Please use this identifier to cite or link to this item: http://hdl.handle.net/11455/4985
標題: 加氯量對自來水不鏽鋼管線生物膜消長影響之研究
The effect of different chlorine levels in controlling bioflm formation on stainless steel surfaces in distribution systems
作者: 蔡長憲
Tasi, Chang-Hsien
關鍵字: biofilm;生物膜;drinking water;distribution system;自來水;配水管線
出版社: 環境工程學系
摘要: 
隨著科技的進步,依目前的淨水處理技術而言,水源經過淨水廠處理後的出流水,大都能夠符合自來水法規標準,然而在民眾的反應上,對於自來水水質滿意度方面,卻不甚理想。造成此現象主要是因為自來水經常在輸送的過程中,受到二次污染所致。而生物性污染一直被公認為是配水管線二次污染最主要的問題,其中更以生物膜累積的問題最嚴重且難以解決。
本研究的目的即在探討不同加氯濃度對自來水不鏽鋼管線生物膜生長的影響。研究中採用異營菌平板計數、ATP biomass、濾膜法測大腸菌以及菌種的分離及觀察等方法,同時配合模式模擬,評估加氯對於管線生物膜消長的影響,作為未來自來水廠控制微生物污染的參考依據。
由試驗結果顯示,在異營菌計數方面,不加氯的情況下,培養14週後生物膜密度可達最大值8.7×105 CFU/cm2,且隨著培養時間增長,生物膜會愈趨於穩定。在加氯的試程中,高加氯濃度對生物膜累積的速率比低濃度慢,但隨著培養時間的增加會愈接近。在ATP biomass方面,不加氯情況下平均生物膜形成速率(biofilm formation rate, BFR)為325.2 ATP pg/cm2day,低加氯濃度與高濃度試程則分別為159及118.4 ATP pg /cm2day。在大腸菌方面,加氯對大腸菌的抑制作用僅開始培養時有效,而不同加氯濃度在抑制大腸菌效果上,並無明顯差異。另外,在菌種分離方面,生物膜中分離出的菌種種類較原水中多,且以革藍氏陰性桿菌居多。
由模式模擬的結果顯示,本研究所建立的模式能夠有效地模擬生物膜中附著性微生物的消長情形。由不同進流條件模擬方面,隨著自來水進流餘氯濃度的降低、懸浮性細菌濃度的增加、DOC與BDOC濃度的增加,配水管線中附著性細菌的密度會隨之增高。

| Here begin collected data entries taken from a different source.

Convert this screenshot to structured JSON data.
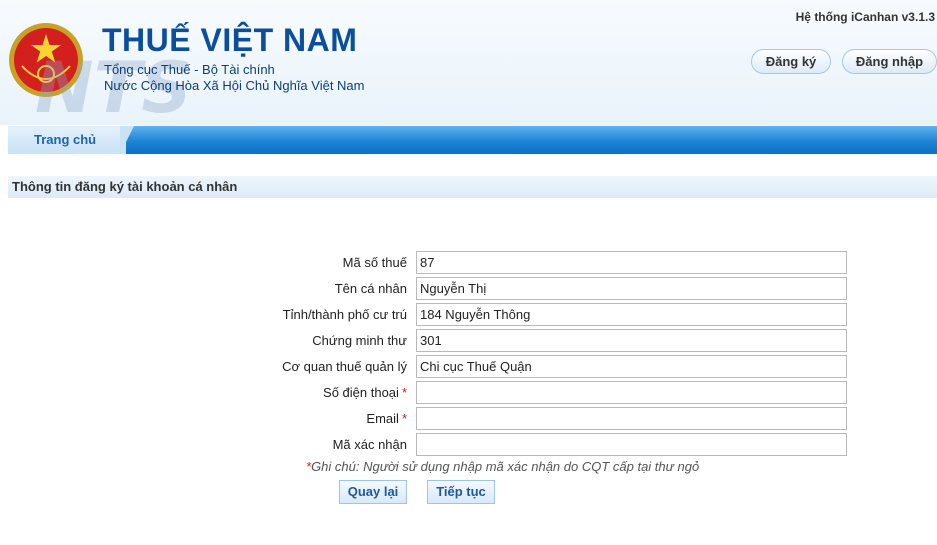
{
  "header": {
    "title": "THUẾ VIỆT NAM",
    "subtitle_1": "Tổng cục Thuế - Bộ Tài chính",
    "subtitle_2": "Nước Cộng Hòa Xã Hội Chủ Nghĩa Việt Nam",
    "emblem_text": "THUẾ NHÀ NƯỚC",
    "system_version": "Hệ thống iCanhan v3.1.3",
    "register_label": "Đăng ký",
    "login_label": "Đăng nhập"
  },
  "nav": {
    "home_label": "Trang chủ"
  },
  "section": {
    "title": "Thông tin đăng ký tài khoản cá nhân"
  },
  "form": {
    "fields": [
      {
        "label": "Mã số thuế",
        "value": "87",
        "required": false
      },
      {
        "label": "Tên cá nhân",
        "value": "Nguyễn Thị",
        "required": false
      },
      {
        "label": "Tỉnh/thành phố cư trú",
        "value": "184 Nguyễn Thông",
        "required": false
      },
      {
        "label": "Chứng minh thư",
        "value": "301",
        "required": false
      },
      {
        "label": "Cơ quan thuế quản lý",
        "value": "Chi cục Thuế Quận",
        "required": false
      },
      {
        "label": "Số điện thoại",
        "value": "",
        "required": true
      },
      {
        "label": "Email",
        "value": "",
        "required": true
      },
      {
        "label": "Mã xác nhận",
        "value": "",
        "required": false
      }
    ],
    "required_mark": "*",
    "note": "Ghi chú: Người sử dụng nhập mã xác nhận do CQT cấp tại thư ngỏ",
    "back_label": "Quay lại",
    "next_label": "Tiếp tục"
  },
  "colors": {
    "brand": "#0a4e9c",
    "nav": "#1d84d6",
    "required": "#d21b1b"
  }
}
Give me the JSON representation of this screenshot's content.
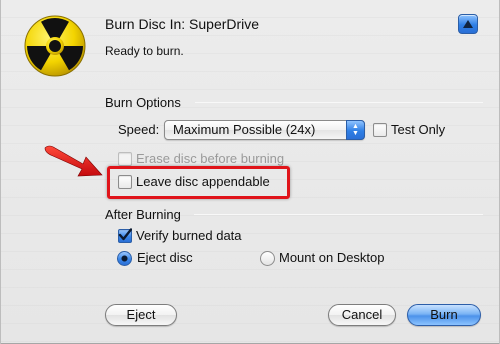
{
  "header": {
    "title": "Burn Disc In:  SuperDrive",
    "status": "Ready to burn.",
    "collapse_icon": "triangle-up-icon"
  },
  "burn_options": {
    "section_label": "Burn Options",
    "speed_label": "Speed:",
    "speed_value": "Maximum Possible (24x)",
    "test_only_label": "Test Only",
    "test_only_checked": false,
    "erase_label": "Erase disc before burning",
    "erase_disabled": true,
    "leave_appendable_label": "Leave disc appendable",
    "leave_appendable_checked": false
  },
  "after_burning": {
    "section_label": "After Burning",
    "verify_label": "Verify burned data",
    "verify_checked": true,
    "eject_label": "Eject disc",
    "mount_label": "Mount on Desktop",
    "selected_option": "Eject disc"
  },
  "buttons": {
    "eject": "Eject",
    "cancel": "Cancel",
    "burn": "Burn"
  },
  "colors": {
    "accent": "#2f7fe5",
    "highlight": "#e0141a"
  }
}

在靈敏度分析方面,隨著細菌對基質的利用速率及轉換率提高、自然死亡速率減慢、附著性細菌對氯殺菌力的阻抗作用增大,附著性細菌的密度會隨之愈大,生長至穩定所需的時間也愈長。

Generally speaking , most the effluents of the water treatment plant can fill drinking water prescripts now . But it is frequent that consumers complain the quality of drinking water . According to the references , this phenomenon results from the recontamination of transport processes . And biological contamination is regarded as the primary problem , furthermore the problem of biofilm accumulation is especially tough and difficult to be treated .

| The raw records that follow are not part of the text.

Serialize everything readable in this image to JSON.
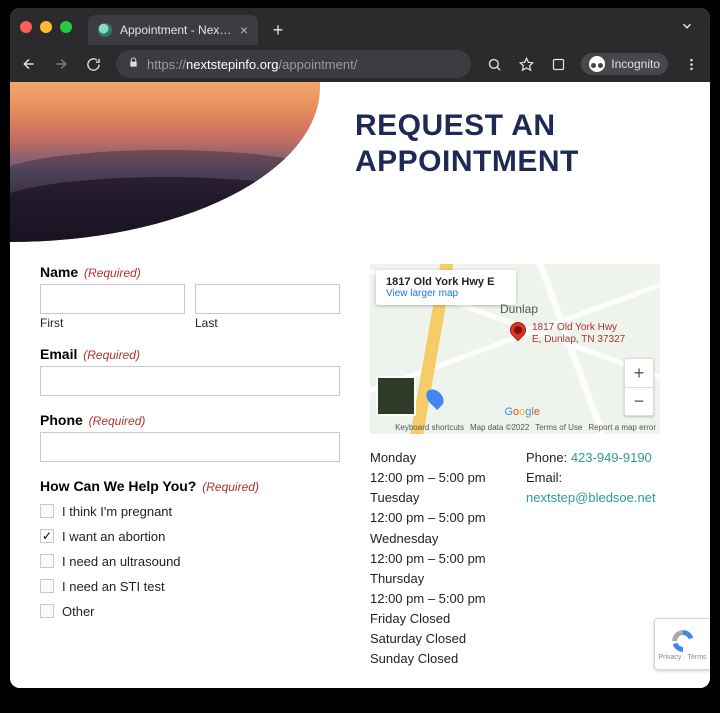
{
  "browser": {
    "tab_title": "Appointment - Next Step Reso",
    "url_host": "nextstepinfo.org",
    "url_path": "/appointment/",
    "url_scheme": "https://",
    "incognito_label": "Incognito"
  },
  "hero": {
    "title_line1": "REQUEST AN",
    "title_line2": "APPOINTMENT"
  },
  "form": {
    "required_text": "(Required)",
    "name": {
      "label": "Name",
      "first_sub": "First",
      "last_sub": "Last"
    },
    "email": {
      "label": "Email"
    },
    "phone": {
      "label": "Phone"
    },
    "help": {
      "label": "How Can We Help You?",
      "options": [
        {
          "label": "I think I'm pregnant",
          "checked": false
        },
        {
          "label": "I want an abortion",
          "checked": true
        },
        {
          "label": "I need an ultrasound",
          "checked": false
        },
        {
          "label": "I need an STI test",
          "checked": false
        },
        {
          "label": "Other",
          "checked": false
        }
      ]
    }
  },
  "map": {
    "address_short": "1817 Old York Hwy E",
    "view_larger": "View larger map",
    "city": "Dunlap",
    "pin_line1": "1817 Old York Hwy",
    "pin_line2": "E, Dunlap, TN 37327",
    "footer": {
      "shortcuts": "Keyboard shortcuts",
      "data": "Map data ©2022",
      "terms": "Terms of Use",
      "report": "Report a map error"
    }
  },
  "hours": {
    "monday_label": "Monday",
    "monday_time": "12:00 pm – 5:00 pm",
    "tuesday_label": "Tuesday",
    "tuesday_time": "12:00 pm – 5:00 pm",
    "wednesday_label": "Wednesday",
    "wednesday_time": "12:00 pm – 5:00 pm",
    "thursday_label": "Thursday",
    "thursday_time": "12:00 pm – 5:00 pm",
    "friday": "Friday Closed",
    "saturday": "Saturday Closed",
    "sunday": "Sunday Closed"
  },
  "contact": {
    "phone_label": "Phone: ",
    "phone": "423-949-9190",
    "email_label": "Email:",
    "email": "nextstep@bledsoe.net"
  },
  "recaptcha": {
    "line1": "Privacy",
    "line2": "Terms"
  }
}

The purpose of this research is to study the effect of different chlorine levels in controlling bioflm formation on stainless steel surfaces in distribution systems . For evaluating the effect of chlorination , including heterotrophic plate counts , ATP biomass analysis , coliform measurement with membrance method and separation and observation of biofilm bacteria was applied to the experiment , then a water quality model was used to simulate the result all together . Furthermore the results can apply to the operation of the water treatment industries .

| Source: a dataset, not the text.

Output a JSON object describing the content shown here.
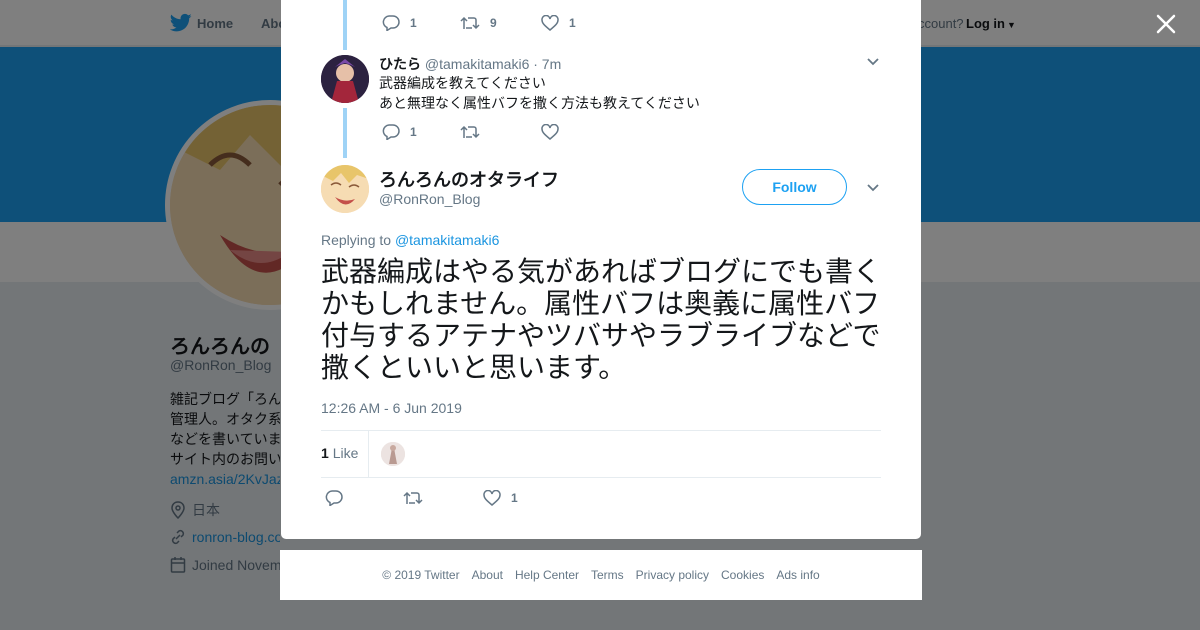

The results of experiments indicated that maximum heterotrophic plate counts levels of the biofilm was 8.7×105 CFU/cm2 after 14 weeks of exposure for non-chlorine water and the biofilm became steadier with cultivated time extending . The accumulation rate of biolilm for high-chlorine level water was lower than low-chlorine level water , but the contrast diminished with cultivated time extending . Average biofilm formation rates was 325.2 ATP pg/cm2day for non-chlorine water , 159 and 118.4 ATP pg /cm2day for low-chlorine and high-chlorine level water . Chlorination showed a bit of effects in controlling attached coliform in cultivated incipiency , and there are no difference between chlorine levels . The bacterial species separated from biofilm were more than from original water , and most of these species were Gram-negative bacteria .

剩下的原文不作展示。